Les pêcheurs de l'archipel colombien de San Andrés, dans les Caraïbes, ont interrompu leurs activités, inquiets de la réaction du Nicaragua après une décision de la Cour internationale de justice (CIJ) accordant à ce pays un vaste territoire maritime autour de ces îles.
Dans un jugement rendu le 19 novembre à La Haye, la CIJ a fixé de nouvelles limites maritimes entre le Nicaragua et la Colombie, attribuant à Managua une zone de plus de 90.000 km2 auparavant sous le contrôle de Bogota qui conserve en revanche la souveraineté sur ces îles qui comptent plus de 70.000 habitants.
Depuis, la plupart des pêcheurs de San Andrés, notamment les pêcheurs artisanaux qui font vivre leur famille de la production locale, ont préféré s'abstenir de prendre la mer, de crainte d'être arraisonnés par la marine nicaraguayenne.
"Nous avons peur de sortir, on ne pêche plus", a affirmé une semaine après le jugement, Manuel Cubillos, président de la coopérative des pêcheurs artisanaux de San Andrés, redoutant une action des autorités du Nicaragua.

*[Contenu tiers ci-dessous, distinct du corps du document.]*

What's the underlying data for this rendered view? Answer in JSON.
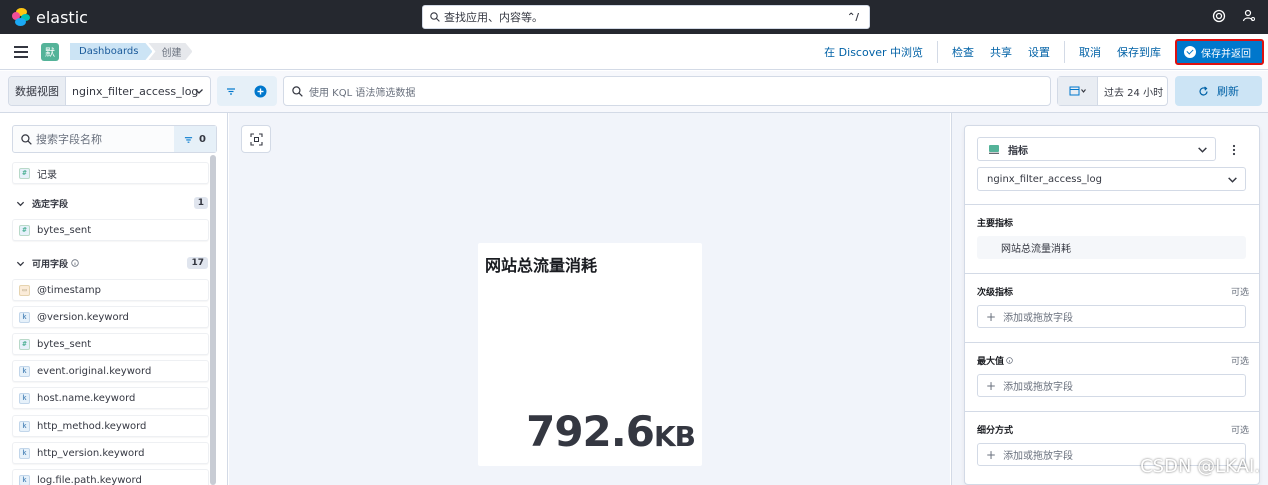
{
  "header": {
    "brand": "elastic",
    "search_placeholder": "查找应用、内容等。",
    "search_shortcut": "⌃/"
  },
  "nav": {
    "space_initial": "默",
    "breadcrumbs": [
      "Dashboards",
      "创建"
    ],
    "actions": [
      "在 Discover 中浏览",
      "检查",
      "共享",
      "设置",
      "取消",
      "保存到库"
    ],
    "save_return": "保存并返回"
  },
  "query": {
    "data_view_label": "数据视图",
    "data_view_value": "nginx_filter_access_log",
    "kql_placeholder": "使用 KQL 语法筛选数据",
    "time_range": "过去 24 小时",
    "refresh": "刷新"
  },
  "fields": {
    "search_placeholder": "搜索字段名称",
    "filter_count": "0",
    "records": "记录",
    "selected_title": "选定字段",
    "selected_count": "1",
    "selected": [
      {
        "name": "bytes_sent",
        "type": "#"
      }
    ],
    "available_title": "可用字段",
    "available_count": "17",
    "available": [
      {
        "name": "@timestamp",
        "type": "date"
      },
      {
        "name": "@version.keyword",
        "type": "k"
      },
      {
        "name": "bytes_sent",
        "type": "#"
      },
      {
        "name": "event.original.keyword",
        "type": "k"
      },
      {
        "name": "host.name.keyword",
        "type": "k"
      },
      {
        "name": "http_method.keyword",
        "type": "k"
      },
      {
        "name": "http_version.keyword",
        "type": "k"
      },
      {
        "name": "log.file.path.keyword",
        "type": "k"
      }
    ]
  },
  "metric": {
    "title": "网站总流量消耗",
    "value": "792.6",
    "unit": "KB"
  },
  "config": {
    "viz_type": "指标",
    "data_view": "nginx_filter_access_log",
    "primary_title": "主要指标",
    "primary_value": "网站总流量消耗",
    "secondary_title": "次级指标",
    "max_title": "最大值",
    "breakdown_title": "细分方式",
    "optional": "可选",
    "add_field": "添加或拖放字段"
  },
  "watermark": "CSDN @LKAI."
}
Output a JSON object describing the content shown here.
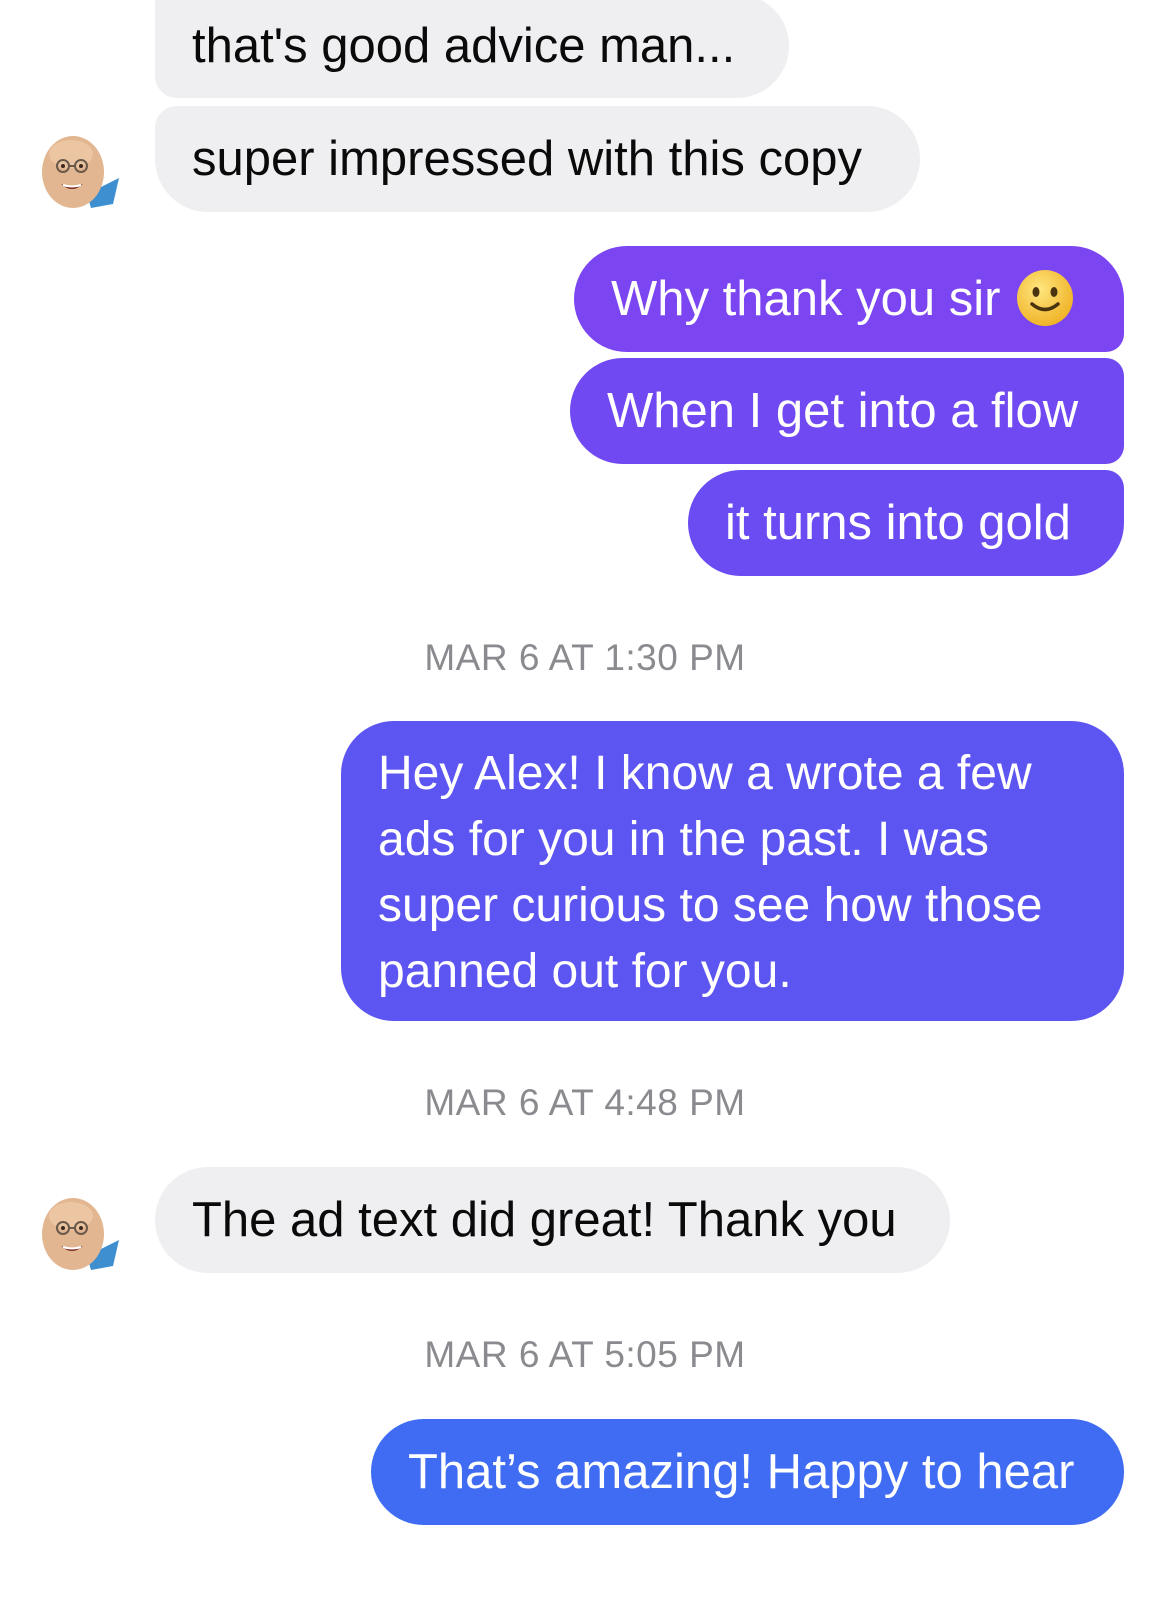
{
  "messages": {
    "m1": "that's good advice man...",
    "m2": "super impressed with this copy",
    "m3": "Why thank you sir",
    "m4": "When I get into a flow",
    "m5": "it turns into gold",
    "m6": "Hey Alex! I know a wrote a few ads for you in the past. I was super curious to see how those panned out for you.",
    "m7": "The ad text did great! Thank you",
    "m8": "That’s amazing! Happy to hear"
  },
  "timestamps": {
    "t1": "MAR 6 AT 1:30 PM",
    "t2": "MAR 6 AT 4:48 PM",
    "t3": "MAR 6 AT 5:05 PM"
  },
  "icons": {
    "emoji": "slightly-smiling-face",
    "avatar": "contact-avatar"
  },
  "colors": {
    "incoming_bubble": "#efeff1",
    "outgoing_purple": "#7c46f0",
    "outgoing_violet": "#5d55f2",
    "outgoing_blue": "#3f6cf3",
    "timestamp": "#8a8a8f"
  }
}
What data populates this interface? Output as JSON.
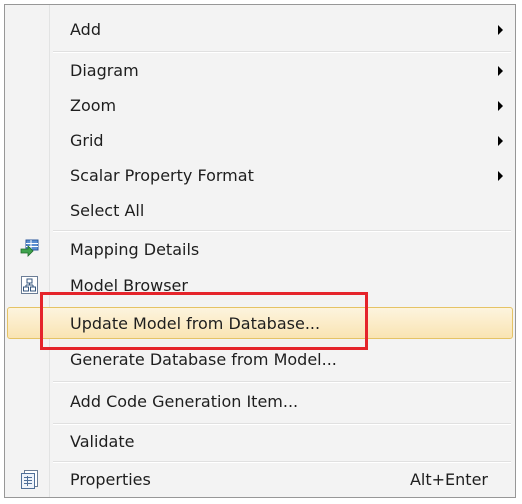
{
  "menu": {
    "items": [
      {
        "label": "Add",
        "submenu": true
      },
      {
        "label": "Diagram",
        "submenu": true
      },
      {
        "label": "Zoom",
        "submenu": true
      },
      {
        "label": "Grid",
        "submenu": true
      },
      {
        "label": "Scalar Property Format",
        "submenu": true
      },
      {
        "label": "Select All"
      },
      {
        "label": "Mapping Details",
        "icon": "mapping-details-icon"
      },
      {
        "label": "Model Browser",
        "icon": "model-browser-icon"
      },
      {
        "label": "Update Model from Database...",
        "highlighted": true
      },
      {
        "label": "Generate Database from Model..."
      },
      {
        "label": "Add Code Generation Item..."
      },
      {
        "label": "Validate"
      },
      {
        "label": "Properties",
        "icon": "properties-icon",
        "shortcut": "Alt+Enter"
      }
    ]
  },
  "colors": {
    "highlight_border": "#e5c365",
    "highlight_fill": "#fbecc6",
    "annotation_box": "#e5242b"
  }
}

"Avant le jugement, il y avait déjà des problèmes mais maintenant ils peuvent nous intercepter en chemin", a précisé cet artisan de 50 ans, dont 35 consacrés à la pêche quotidienne.
La situation des pêcheurs de l'île voisine de Providencia est identique, explique la gérante de la coopérative locale, Rossana Torres, qui demande au président colombien Juan Manuel Santos d'intervenir.
"Les pêcheurs ont peur et ils n'osent pas" sortir car "si un bateau nicaraguayen les arrête, on va leur dire qu'ils frayaient dans leurs eaux territoriales", insiste-t-elle.
La production annuelle devait atteindre l'an prochain dans l'archipel notamment 495 tonnes de poissons et 150 tonnes de langouste, un chiffre désormais exclu, a indiqué Marcela Sjogreen, responsable de la pêche au sein de l'exécutif régional.
"Nous rejetons ce jugement absurde. S'il est respecté, c'est au détriment des habitants" de l'archipel, souligne-t-elle, en rappelant que les pêcheurs de San Andrés "sont ceux qui alimentent une grande partie de la population".
Le gouvernement colombien refuse le jugement de la CIJ, faisant valoir que ces îles se retrouvent enclavées dans les eaux territoriales du Nicaragua. Il a pour sa part annoncé qu'un groupe d'experts étudiait les actions juridiques possibles et a exposé ses griefs notamment aux Nations unies et à l'Organisation des Etats américains (OEA).
De son côté, le président du Nicaragua, Daniel Ortega, a annoncé que son pays avait commencé lundi à "exercer sa souveraineté" sur sa nouvelle zone maritime, réclamant le retrait de tous les navires des forces armées colombiennes patrouillant dans ces eaux.